Edificata presumibilmente durante il XVI secolo e dedicata alla Madonna delle Grazie, è sottoposta alla parrocchiale di San Lorenzo che si trova al centro del paese, viene segnalata anche dal Colucci nel suo "delle Antichià Picene".
Restaurata nel 2018 dopo essere stata danneggiata dal terremoto del 2016, è balzata agli onori delle cronache locali per la presunta sparizione di un affresco raffigurante un Santo vescovo conservato all'interno.

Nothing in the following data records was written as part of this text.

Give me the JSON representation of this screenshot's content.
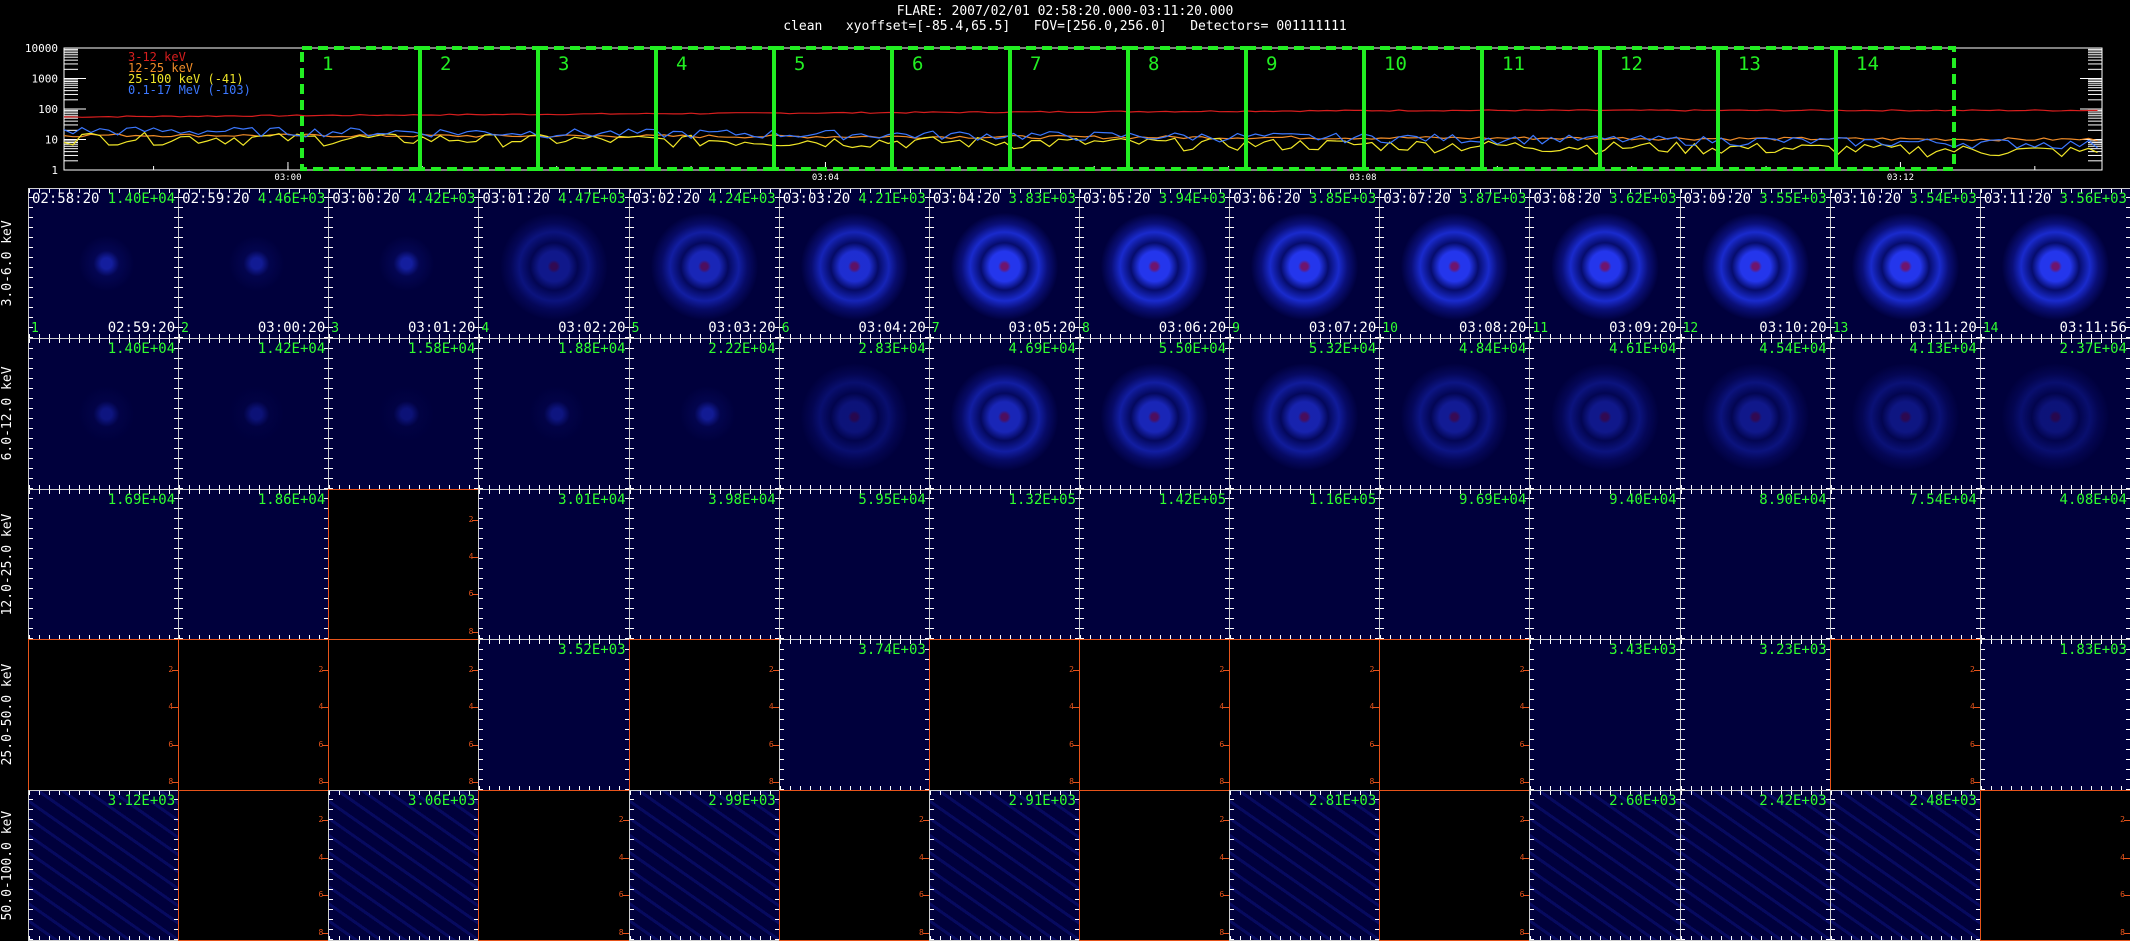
{
  "header": {
    "line1": "FLARE: 2007/02/01 02:58:20.000-03:11:20.000",
    "line2": "clean   xyoffset=[-85.4,65.5]   FOV=[256.0,256.0]   Detectors= 001111111"
  },
  "colors": {
    "grid_border": "#cfcfcf",
    "blank_border": "#e8541a",
    "label_green": "#2fff2f",
    "image_bg": "#00003c",
    "interval_box": "#22ee22"
  },
  "lightcurve": {
    "legend": [
      {
        "label": "3-12 keV",
        "color": "#d81e1e"
      },
      {
        "label": "12-25 keV",
        "color": "#f08c28"
      },
      {
        "label": "25-100 keV (-41)",
        "color": "#f0e628"
      },
      {
        "label": "0.1-17 MeV (-103)",
        "color": "#3c78ff"
      }
    ],
    "y_ticks": [
      "10000",
      "1000",
      "100",
      "10",
      "1"
    ],
    "x_ticks": [
      "03:00",
      "03:04",
      "03:08",
      "03:12"
    ],
    "intervals": [
      "1",
      "2",
      "3",
      "4",
      "5",
      "6",
      "7",
      "8",
      "9",
      "10",
      "11",
      "12",
      "13",
      "14"
    ]
  },
  "grid": {
    "energy_bands": [
      "3.0-6.0 keV",
      "6.0-12.0 keV",
      "12.0-25.0 keV",
      "25.0-50.0 keV",
      "50.0-100.0 keV"
    ],
    "start_times": [
      "02:58:20",
      "02:59:20",
      "03:00:20",
      "03:01:20",
      "03:02:20",
      "03:03:20",
      "03:04:20",
      "03:05:20",
      "03:06:20",
      "03:07:20",
      "03:08:20",
      "03:09:20",
      "03:10:20",
      "03:11:20"
    ],
    "end_times": [
      "02:59:20",
      "03:00:20",
      "03:01:20",
      "03:02:20",
      "03:03:20",
      "03:04:20",
      "03:05:20",
      "03:06:20",
      "03:07:20",
      "03:08:20",
      "03:09:20",
      "03:10:20",
      "03:11:20",
      "03:11:56"
    ],
    "index_labels": [
      "1",
      "2",
      "3",
      "4",
      "5",
      "6",
      "7",
      "8",
      "9",
      "10",
      "11",
      "12",
      "13",
      "14"
    ],
    "max_values": [
      [
        "1.40E+04",
        "4.46E+03",
        "4.42E+03",
        "4.47E+03",
        "4.24E+03",
        "4.21E+03",
        "3.83E+03",
        "3.94E+03",
        "3.85E+03",
        "3.87E+03",
        "3.62E+03",
        "3.55E+03",
        "3.54E+03",
        "3.56E+03"
      ],
      [
        "1.40E+04",
        "1.42E+04",
        "1.58E+04",
        "1.88E+04",
        "2.22E+04",
        "2.83E+04",
        "4.69E+04",
        "5.50E+04",
        "5.32E+04",
        "4.84E+04",
        "4.61E+04",
        "4.54E+04",
        "4.13E+04",
        "2.37E+04"
      ],
      [
        "1.69E+04",
        "1.86E+04",
        "",
        "3.01E+04",
        "3.98E+04",
        "5.95E+04",
        "1.32E+05",
        "1.42E+05",
        "1.16E+05",
        "9.69E+04",
        "9.40E+04",
        "8.90E+04",
        "7.54E+04",
        "4.08E+04"
      ],
      [
        "",
        "",
        "",
        "3.52E+03",
        "",
        "3.74E+03",
        "",
        "",
        "",
        "",
        "3.43E+03",
        "3.23E+03",
        "",
        "1.83E+03"
      ],
      [
        "3.12E+03",
        "",
        "3.06E+03",
        "",
        "2.99E+03",
        "",
        "2.91E+03",
        "",
        "2.81E+03",
        "",
        "2.60E+03",
        "2.42E+03",
        "2.48E+03",
        ""
      ]
    ],
    "blank_ticks": [
      "2",
      "4",
      "6",
      "8"
    ]
  }
}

La chiesa viene ancora festeggiata dalla popolazione nella seconda parte del mese di agosto.
L'edificio di pianta rettangolare è realizzato in travertino locale, sono visibili vari rimaneggiamenti come le due basse finestre rettangolari sulla facciata, oggi murate e che permettevano di seguire le celebrazioni dall'esterno.
In mezzo ad esse si trova l'unico portale, raggiungibile da alcuni scalini ed affiancato da due panchine in pietra che favoriscono un po' di riposo all'ombra di due alberi piantati a ridosso della struttura, l'ingresso è incorniciato da pietre lavorate e sopra l'architrave, corre un'altra cornice di maggiori dimensioni.
Completa la facciata la grande finestra ad arco aperta in una successiva ristrutturazione, sopra di essa si alza il piccolo campanile a vela con l'alloggiamento per una campana, altri due coppie di finestre si aprono lungo i lati della navata.